List of Famous people who died in 1924
William D. Chappelle
William David Chappelle was an American educationalist and bishop of the African Methodist Episcopal Church. Chappelle served as president of Allen University, a historically black university in Columbia, South Carolina, from 1897 to 1899 and served as the chairman of its board of trustees from 1916 to 1925.
Duke Peter Alexandrovich of Oldenburg
Duke Peter Alexandrovich of Oldenburg was the first husband of Grand Duchess Olga Alexandrovna of Russia, the youngest sister of Tsar Nicholas II.
Marie-Adélaïde I, Grand Duchess of Luxembourg
Marie-Adélaïde, reigned as Grand Duchess of Luxembourg from 1912 until her abdication in 1919. She was the first Grand Duchess regnant of Luxembourg, its first female monarch since Duchess Maria Theresa and the first Luxembourgish monarch to be born within the territory since Count John the Blind (1296–1346).
Joseph J. Himmel
Joseph J. Himmel, S.J. was an American Catholic priest and Jesuit. For much of his early life, he was a missionary throughout the northeast United States and retreat master.

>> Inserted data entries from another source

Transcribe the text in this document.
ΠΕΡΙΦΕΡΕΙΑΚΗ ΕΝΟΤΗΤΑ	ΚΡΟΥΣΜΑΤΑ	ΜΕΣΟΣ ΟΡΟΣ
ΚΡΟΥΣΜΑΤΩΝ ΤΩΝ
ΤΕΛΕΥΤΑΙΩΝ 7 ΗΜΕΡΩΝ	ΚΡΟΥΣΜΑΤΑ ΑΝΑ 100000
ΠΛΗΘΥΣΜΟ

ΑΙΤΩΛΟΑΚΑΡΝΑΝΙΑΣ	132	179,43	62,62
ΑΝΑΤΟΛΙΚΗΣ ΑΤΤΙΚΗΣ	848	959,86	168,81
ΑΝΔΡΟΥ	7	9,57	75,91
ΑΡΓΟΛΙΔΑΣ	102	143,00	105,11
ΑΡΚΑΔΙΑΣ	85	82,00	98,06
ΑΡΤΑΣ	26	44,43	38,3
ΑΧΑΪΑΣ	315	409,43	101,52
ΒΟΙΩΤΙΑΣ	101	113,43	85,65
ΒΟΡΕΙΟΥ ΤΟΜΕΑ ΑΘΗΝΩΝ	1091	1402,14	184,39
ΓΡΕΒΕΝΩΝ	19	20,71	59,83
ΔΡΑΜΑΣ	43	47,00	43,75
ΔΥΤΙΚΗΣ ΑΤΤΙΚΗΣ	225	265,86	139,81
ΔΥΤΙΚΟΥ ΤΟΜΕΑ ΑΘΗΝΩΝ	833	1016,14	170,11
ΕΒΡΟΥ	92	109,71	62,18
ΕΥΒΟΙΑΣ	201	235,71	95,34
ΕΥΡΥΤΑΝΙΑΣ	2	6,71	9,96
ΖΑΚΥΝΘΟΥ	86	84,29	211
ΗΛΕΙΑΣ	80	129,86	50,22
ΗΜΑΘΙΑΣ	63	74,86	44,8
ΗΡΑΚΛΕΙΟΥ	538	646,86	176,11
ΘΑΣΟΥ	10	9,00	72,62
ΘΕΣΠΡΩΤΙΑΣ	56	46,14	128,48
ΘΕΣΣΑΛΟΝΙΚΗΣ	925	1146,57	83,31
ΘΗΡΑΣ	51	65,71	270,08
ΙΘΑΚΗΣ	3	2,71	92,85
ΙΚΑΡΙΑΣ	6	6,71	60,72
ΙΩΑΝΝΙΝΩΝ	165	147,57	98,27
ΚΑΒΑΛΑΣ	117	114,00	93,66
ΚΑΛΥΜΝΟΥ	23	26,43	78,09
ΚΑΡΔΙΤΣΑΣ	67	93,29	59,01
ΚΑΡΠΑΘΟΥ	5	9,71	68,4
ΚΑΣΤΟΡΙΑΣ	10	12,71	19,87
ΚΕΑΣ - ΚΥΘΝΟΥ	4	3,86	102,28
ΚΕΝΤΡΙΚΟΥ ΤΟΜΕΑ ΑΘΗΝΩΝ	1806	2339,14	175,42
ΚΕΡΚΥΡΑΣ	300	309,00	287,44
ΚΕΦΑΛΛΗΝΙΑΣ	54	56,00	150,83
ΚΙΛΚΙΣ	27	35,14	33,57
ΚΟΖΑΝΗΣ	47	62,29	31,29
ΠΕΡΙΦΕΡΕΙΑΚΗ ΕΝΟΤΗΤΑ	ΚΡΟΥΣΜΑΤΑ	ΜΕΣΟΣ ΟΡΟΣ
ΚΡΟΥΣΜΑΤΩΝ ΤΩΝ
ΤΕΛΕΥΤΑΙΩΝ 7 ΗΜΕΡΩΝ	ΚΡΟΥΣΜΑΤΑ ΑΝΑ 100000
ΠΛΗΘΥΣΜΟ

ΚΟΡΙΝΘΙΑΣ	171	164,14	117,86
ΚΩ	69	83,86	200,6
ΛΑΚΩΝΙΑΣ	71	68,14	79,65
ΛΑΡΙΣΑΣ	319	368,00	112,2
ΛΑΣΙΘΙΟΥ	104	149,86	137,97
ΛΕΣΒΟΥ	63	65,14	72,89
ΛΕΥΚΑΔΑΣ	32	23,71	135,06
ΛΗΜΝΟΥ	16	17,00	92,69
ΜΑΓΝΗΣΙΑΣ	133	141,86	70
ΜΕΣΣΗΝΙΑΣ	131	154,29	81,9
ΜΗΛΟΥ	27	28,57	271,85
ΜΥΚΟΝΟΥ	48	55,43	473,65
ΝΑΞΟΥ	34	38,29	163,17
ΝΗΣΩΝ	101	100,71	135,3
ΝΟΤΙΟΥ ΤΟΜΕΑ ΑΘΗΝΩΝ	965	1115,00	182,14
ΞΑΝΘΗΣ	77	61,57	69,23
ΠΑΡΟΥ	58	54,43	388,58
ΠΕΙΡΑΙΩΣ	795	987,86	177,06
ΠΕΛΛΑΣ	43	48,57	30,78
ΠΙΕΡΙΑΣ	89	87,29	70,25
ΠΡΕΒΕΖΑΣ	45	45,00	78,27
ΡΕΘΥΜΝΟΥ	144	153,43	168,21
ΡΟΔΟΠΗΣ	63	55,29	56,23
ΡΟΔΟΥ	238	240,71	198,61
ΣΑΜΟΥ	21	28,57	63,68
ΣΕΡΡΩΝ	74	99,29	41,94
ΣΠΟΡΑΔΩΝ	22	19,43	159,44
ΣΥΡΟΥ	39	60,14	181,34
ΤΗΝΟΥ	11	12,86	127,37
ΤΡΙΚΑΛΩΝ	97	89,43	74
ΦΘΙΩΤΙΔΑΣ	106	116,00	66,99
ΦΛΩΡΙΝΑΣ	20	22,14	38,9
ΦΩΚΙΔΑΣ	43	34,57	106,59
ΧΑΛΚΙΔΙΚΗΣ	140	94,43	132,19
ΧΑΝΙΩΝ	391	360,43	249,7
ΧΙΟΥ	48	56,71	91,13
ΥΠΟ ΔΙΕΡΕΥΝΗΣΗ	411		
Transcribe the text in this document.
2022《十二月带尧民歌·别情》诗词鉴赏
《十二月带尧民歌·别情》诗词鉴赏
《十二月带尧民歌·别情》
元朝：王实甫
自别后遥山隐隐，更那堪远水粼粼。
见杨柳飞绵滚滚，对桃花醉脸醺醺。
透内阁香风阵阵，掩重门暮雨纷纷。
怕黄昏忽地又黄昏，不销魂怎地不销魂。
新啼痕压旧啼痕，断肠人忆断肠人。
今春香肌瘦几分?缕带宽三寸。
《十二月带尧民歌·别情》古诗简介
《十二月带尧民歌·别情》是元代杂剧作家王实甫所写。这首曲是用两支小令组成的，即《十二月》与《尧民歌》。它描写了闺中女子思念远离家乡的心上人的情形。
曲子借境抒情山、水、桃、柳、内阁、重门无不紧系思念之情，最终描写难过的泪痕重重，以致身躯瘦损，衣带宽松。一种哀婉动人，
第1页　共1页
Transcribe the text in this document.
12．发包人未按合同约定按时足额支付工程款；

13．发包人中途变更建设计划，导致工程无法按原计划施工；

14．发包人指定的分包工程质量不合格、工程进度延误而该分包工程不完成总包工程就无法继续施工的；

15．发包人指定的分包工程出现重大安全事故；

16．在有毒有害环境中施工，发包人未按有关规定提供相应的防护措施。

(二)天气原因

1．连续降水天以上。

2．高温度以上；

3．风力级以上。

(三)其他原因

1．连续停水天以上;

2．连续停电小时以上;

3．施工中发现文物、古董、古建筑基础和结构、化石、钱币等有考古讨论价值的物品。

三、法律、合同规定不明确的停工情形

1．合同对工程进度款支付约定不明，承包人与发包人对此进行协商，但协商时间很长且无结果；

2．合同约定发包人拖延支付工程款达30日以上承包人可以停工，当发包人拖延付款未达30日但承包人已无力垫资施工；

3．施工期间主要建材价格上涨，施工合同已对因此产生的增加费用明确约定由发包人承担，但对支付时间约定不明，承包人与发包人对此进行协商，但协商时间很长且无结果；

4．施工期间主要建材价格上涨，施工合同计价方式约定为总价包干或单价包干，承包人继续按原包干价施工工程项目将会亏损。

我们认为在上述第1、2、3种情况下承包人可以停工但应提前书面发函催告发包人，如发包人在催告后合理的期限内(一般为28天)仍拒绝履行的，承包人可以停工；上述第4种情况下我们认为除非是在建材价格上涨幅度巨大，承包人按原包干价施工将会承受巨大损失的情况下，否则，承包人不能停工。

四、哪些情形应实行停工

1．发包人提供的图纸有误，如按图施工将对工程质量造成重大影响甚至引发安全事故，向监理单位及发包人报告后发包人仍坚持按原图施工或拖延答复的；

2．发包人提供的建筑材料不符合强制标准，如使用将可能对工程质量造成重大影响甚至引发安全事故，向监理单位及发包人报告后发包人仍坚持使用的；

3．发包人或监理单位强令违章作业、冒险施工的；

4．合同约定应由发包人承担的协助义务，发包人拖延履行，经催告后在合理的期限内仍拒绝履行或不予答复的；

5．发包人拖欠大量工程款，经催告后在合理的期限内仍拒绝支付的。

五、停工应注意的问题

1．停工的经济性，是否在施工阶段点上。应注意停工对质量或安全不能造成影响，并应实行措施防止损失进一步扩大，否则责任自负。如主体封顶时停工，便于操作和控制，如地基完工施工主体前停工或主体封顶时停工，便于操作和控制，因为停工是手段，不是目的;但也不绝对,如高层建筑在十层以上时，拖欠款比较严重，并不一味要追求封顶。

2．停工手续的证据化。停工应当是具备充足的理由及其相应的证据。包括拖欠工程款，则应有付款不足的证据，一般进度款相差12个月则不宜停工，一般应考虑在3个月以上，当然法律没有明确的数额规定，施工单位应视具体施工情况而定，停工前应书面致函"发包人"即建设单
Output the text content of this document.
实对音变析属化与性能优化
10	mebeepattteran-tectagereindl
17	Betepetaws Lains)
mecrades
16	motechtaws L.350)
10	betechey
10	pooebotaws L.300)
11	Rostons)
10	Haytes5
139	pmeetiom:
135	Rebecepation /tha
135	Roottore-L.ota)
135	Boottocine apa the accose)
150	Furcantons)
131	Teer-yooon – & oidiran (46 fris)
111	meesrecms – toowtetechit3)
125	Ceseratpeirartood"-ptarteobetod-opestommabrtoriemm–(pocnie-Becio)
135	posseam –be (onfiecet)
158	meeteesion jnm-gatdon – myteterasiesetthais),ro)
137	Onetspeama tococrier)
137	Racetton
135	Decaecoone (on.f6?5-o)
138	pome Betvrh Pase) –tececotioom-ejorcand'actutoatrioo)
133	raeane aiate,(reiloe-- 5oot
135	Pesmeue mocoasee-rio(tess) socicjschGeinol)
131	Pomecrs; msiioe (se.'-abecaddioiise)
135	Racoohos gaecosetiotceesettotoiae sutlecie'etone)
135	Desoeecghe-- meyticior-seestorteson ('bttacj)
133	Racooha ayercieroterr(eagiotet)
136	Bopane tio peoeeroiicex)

Later in life, he was president of Gonzaga College and Georgetown University in Washington, D.C.
Bill Tilghman
William Matthew Tilghman Jr. was a career lawman, gunfighter, and politician in Kansas and Oklahoma during the late 19th century. Tilghman was a Dodge City city marshal in the early 1880s and played a role in the Kansas County Seat Wars. In 1889 he moved to Oklahoma where he acquired several properties during a series of land rushes. While serving as a Deputy U.S. Marshal in Oklahoma, he gained recognition for capturing the notorious outlaw Bill Doolin and helping to track and kill the other members of Doolin's gang, which made him famous as one of Oklahoma's "Three Guardsmen".
Julian Carr
Julian Shakespeare Carr was a North Carolina industrialist, philanthropist, white supremacist, and Ku Klux Klan supporter. He was married to Nannie Carr, with whom he had two daughters and three sons.
Florence Harding
Florence Mabel Harding was the first lady of the United States from 1921 to 1923 as the wife of President Warren G. Harding.
Dean O'Banion
Charles Dean O'Banion was an American mobster who was the main rival of Johnny Torrio and Al Capone during the brutal Chicago bootlegging wars of the 1920s. The newspapers of his day made him better known as Dion O'Banion, although he never went by that first name. He led the North Side Gang until 1924, when he was shot and killed, reportedly by Frankie Yale, John Scalise and Albert Anselmi.